Swedish illustrator and children's writer

Emma Adbåge (born 1982) is a Swedish illustrator and children's writer. In addition to illustrating her own books, she contributes to works by other authors while also taking on commissions from educational publishers. In 2013, she was awarded the Elsa Beskow Plaque for her illustrated Lenis Olle and other works for children.

==Biography==
Born in 1982 in Linköping, Adbåge is the twin sister of Lisen Adbåge, who is also an illustrator, cartoonist and writer. After completing high school in Mjölby, they both studied illustration at the Cartoonist School in Hofors. By the time they were 21, they had each illustrated several books by various authors. She illustrated the debut book of Mårten Melin, Mera glass i däcken.

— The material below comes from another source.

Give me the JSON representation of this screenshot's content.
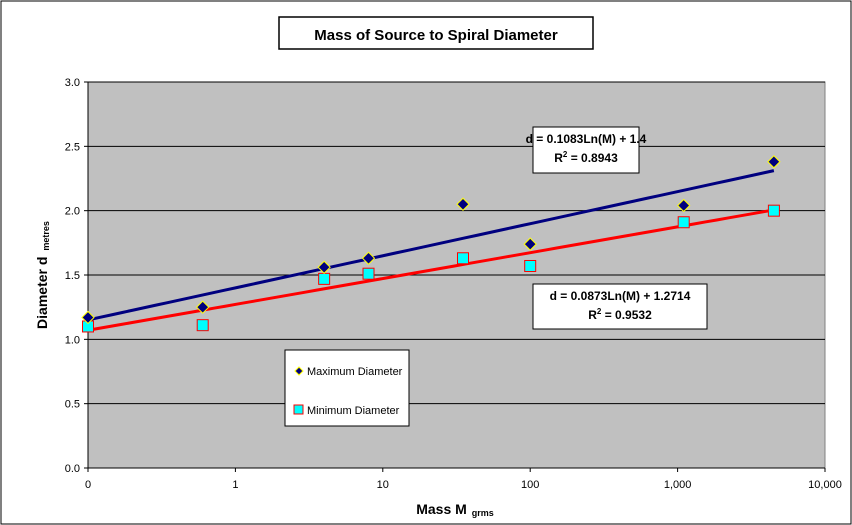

In 2011, for her book Leni är ett sockerhjärta (Leni is a Honeybun), Adbåge won the Silver Award for Illustration in the "Kolla!" competition arranged by the Association of Swedish Illustrators and Graphic Designers. It is the story of a little girl who initially thinks it would be interesting to act like an adult, but when she discovers all the work grown-ups have to do, she decides instead to become a baby.

Her Outdoor math: fun activities for every season (2016) has been published in English. It encourages five to eight-year-olds to learn maths by playing with objects they can find outside, such as measuring the length of a worm or building a snowman.

Adbåge's 2018 book Gropen received the August Prize in the children and young adult category. In 2021 she received Expressens Heffaklump, with Lisen Adbåge.